Основные сцены на несколько минут уступают свою очередь аудио-записи как бы разговора двух девушек где-то в коридоре (возможно, УНИКСа). Представительницы студенческого пола, в отличие от ребят на диване и пуфиках, говорят с интонацией, как бы имитируя настоящий разговор. Свет во время этого действия выключается, как бы обеспечивая возможность насладиться собственным воображением, с готовностью включающимся в поисках образов говорящих.

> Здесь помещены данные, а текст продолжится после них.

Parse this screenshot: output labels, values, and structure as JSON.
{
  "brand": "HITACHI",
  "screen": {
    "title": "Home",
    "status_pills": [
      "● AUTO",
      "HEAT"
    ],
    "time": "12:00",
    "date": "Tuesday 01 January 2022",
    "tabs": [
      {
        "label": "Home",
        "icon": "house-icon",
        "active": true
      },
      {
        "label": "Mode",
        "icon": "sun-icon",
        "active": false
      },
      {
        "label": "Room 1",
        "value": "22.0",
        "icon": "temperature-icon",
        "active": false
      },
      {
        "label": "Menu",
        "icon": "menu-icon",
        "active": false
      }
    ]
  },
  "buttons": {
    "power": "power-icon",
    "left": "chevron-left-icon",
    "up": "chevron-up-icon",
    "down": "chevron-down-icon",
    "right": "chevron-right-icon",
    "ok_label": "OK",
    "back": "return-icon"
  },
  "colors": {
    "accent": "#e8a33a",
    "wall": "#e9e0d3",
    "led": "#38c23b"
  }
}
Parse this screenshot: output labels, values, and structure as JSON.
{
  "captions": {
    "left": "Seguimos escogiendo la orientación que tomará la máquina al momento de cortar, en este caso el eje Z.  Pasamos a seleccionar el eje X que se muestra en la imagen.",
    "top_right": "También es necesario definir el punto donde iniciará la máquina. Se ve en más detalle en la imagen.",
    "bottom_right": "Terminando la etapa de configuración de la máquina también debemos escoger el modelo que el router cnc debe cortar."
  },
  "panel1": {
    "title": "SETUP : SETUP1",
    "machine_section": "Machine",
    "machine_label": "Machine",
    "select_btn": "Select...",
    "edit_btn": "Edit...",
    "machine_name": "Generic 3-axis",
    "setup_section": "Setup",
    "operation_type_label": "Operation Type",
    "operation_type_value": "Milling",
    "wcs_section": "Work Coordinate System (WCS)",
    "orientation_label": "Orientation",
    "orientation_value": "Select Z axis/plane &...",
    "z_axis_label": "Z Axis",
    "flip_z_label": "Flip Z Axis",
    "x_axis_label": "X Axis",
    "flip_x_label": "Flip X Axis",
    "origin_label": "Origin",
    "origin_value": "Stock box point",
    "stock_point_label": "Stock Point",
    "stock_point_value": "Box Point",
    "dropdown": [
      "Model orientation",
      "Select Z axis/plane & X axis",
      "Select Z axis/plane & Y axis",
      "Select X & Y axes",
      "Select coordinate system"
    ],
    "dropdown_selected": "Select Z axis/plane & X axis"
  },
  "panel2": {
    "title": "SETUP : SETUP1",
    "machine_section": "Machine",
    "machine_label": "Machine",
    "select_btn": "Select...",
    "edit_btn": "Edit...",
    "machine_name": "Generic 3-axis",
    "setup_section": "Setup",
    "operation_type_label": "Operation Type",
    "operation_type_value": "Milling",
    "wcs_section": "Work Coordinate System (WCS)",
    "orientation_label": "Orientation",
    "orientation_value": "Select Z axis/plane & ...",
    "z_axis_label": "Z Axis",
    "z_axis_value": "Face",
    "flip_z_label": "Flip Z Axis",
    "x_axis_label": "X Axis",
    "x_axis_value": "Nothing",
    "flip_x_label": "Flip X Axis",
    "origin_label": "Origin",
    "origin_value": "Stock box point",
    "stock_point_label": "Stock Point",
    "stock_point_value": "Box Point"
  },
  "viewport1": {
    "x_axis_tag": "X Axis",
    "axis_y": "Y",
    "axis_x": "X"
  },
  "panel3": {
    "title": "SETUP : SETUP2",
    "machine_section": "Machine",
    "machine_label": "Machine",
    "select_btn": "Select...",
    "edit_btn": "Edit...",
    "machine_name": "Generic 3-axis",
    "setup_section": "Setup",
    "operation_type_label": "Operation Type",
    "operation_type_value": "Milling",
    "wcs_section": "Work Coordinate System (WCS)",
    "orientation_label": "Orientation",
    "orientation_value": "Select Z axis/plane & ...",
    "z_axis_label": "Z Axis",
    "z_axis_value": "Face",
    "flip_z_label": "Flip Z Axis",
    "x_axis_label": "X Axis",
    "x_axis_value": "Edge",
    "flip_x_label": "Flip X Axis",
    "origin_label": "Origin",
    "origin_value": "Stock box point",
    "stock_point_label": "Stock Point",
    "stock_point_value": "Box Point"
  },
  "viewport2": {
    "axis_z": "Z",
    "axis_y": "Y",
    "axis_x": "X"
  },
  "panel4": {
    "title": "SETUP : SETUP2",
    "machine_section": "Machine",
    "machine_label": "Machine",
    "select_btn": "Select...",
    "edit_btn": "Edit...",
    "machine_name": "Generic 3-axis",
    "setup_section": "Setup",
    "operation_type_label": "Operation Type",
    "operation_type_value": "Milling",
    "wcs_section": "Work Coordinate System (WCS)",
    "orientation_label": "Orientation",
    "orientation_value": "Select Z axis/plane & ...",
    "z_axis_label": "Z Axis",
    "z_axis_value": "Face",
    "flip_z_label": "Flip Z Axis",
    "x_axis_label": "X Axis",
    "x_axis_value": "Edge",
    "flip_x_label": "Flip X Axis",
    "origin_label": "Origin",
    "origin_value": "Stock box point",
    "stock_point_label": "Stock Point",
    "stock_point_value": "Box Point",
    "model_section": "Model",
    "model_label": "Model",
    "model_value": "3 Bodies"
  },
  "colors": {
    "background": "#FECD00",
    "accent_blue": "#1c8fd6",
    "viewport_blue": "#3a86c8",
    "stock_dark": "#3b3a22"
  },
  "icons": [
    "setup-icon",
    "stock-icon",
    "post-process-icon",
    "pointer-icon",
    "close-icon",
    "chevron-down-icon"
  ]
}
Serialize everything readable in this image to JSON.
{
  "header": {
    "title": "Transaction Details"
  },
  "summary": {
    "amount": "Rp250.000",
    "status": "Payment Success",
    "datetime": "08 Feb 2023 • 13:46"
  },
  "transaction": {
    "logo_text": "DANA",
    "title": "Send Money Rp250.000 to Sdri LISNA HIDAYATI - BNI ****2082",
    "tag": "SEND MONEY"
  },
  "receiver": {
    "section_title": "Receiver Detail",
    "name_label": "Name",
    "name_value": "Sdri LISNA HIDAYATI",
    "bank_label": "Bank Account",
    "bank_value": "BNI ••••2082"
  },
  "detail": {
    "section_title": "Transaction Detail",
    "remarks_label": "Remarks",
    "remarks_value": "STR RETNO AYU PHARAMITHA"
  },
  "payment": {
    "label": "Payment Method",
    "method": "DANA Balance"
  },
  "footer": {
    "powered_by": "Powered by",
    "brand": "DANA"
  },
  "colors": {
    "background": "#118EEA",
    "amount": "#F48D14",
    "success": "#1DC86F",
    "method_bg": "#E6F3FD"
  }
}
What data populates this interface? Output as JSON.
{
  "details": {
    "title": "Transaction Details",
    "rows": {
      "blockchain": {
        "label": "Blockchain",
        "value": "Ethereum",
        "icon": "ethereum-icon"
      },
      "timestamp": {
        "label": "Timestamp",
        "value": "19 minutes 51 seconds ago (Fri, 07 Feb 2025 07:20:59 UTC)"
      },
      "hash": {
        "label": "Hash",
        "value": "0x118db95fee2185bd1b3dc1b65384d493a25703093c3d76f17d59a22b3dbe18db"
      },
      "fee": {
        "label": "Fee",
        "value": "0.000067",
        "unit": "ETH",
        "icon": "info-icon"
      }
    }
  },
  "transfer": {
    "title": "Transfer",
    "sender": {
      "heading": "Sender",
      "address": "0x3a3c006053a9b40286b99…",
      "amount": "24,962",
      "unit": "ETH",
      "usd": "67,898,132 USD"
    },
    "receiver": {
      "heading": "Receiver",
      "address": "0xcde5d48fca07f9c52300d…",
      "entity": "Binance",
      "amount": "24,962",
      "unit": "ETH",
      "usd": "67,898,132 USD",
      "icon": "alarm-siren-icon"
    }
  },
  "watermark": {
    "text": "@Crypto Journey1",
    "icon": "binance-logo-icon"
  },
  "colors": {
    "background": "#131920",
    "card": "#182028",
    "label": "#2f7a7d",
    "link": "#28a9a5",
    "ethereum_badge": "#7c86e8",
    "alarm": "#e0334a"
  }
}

Пьеса, в лучших традициях новой драмы, сюжета не имеет, и очень напоминает соответствующие произведения признанного мастера в этой области Пряжко. Хотя у него даже в бессюжетных пьесах есть развитие, а тут его практически нет. Это скорее винегрет без соли и масла, чем оливье. Язык тоже попроще, гораздо больше междометий. Автор как бы намекает, что следующий прорыв в области новой драмы — пьеса вообще без слов, из одних мычаний, ахаканий и гмканий. Отстраненно, без интонации, чтобы актеры не испортили вербатим, и текст говорил бы сам за себя. Но если текста не останется, то как его передавать? Ага, можно будет развернуть телевизор и просто показывать немую запись с камеры наблюдения. Актеры будут в это время глубокомысленно дышать и пить колу.

Жиганов-автор

Жиганов-автор

Жиганов-актер

Жиганов-актер

Волкострелов-режиссер

Волкострелов-режиссер

Самое сильное в пьесе — это пространство. Зрители смотрят на как бы актеров, которые как бы смотрят телевизор, экран которого невидим для зрителей. Режиссер как бы говорит — а вы попробуйте догадаться, что видят герои? (Кстати, раз уж в новой драме все как бы наоборот, то какое слово использовать вместо «герой» и «роли»? «Ничтожества» и «трансляции»?) Постарайтесь, намекает он, через эти куцые фразы ощутить себя современной молодежью, посмотреть их глазами на экран будней. Но одновременно зрители все время смотрят и на задник телевизора, который “лицом” смотрит на актеров. К концу пьесы, когда уже хочется спать, непонятно, кто кого считывает.

Несомненно, пьеса как бы ставит диагноз своим «ничтожествам». Не знаю, какого эффекта хотел добиться сценарист, меня ничего особо не удивило. Я привык все время рефлексировать и наблюдать, и склеенные осколки зеркала, в которое смотрится сегодняшняя молодежь, вижу не впервые. Тем не менее, выявилась одна новая тема. Мы обсудили ее с Ниязом Игламовым по пути от «Угла» к Камаловскому, спеша на видео-просмотр и обсуждение старого «Әлдермештән Әлмәндәр».

Наше поколение относилось в отрочестве к мату серьезнее, он был смачный, дерзкий и вызывающий. За мат можно было моментально схлопотать в лицо или одной точной фразой разрулить все проблемы. У «этих» мат стал скучным, тусклым и плоским, двумерным. Он дисфункционален и импотентен. А так, в целом — школьники как школьники. Еще Сократ говорил: «Нынешняя молодежь привыкла к роскоши, она отличается дурными манерами, презирает авторитеты, не уважает старших». Фраза ему, скорее всего, приписана, но насчет ее древности сомневаться не приходиться. С тех пор ничего не поменялось. А на экране, подозреваю, показывали просто текст пьесы, чтобы актеры не забыли слова.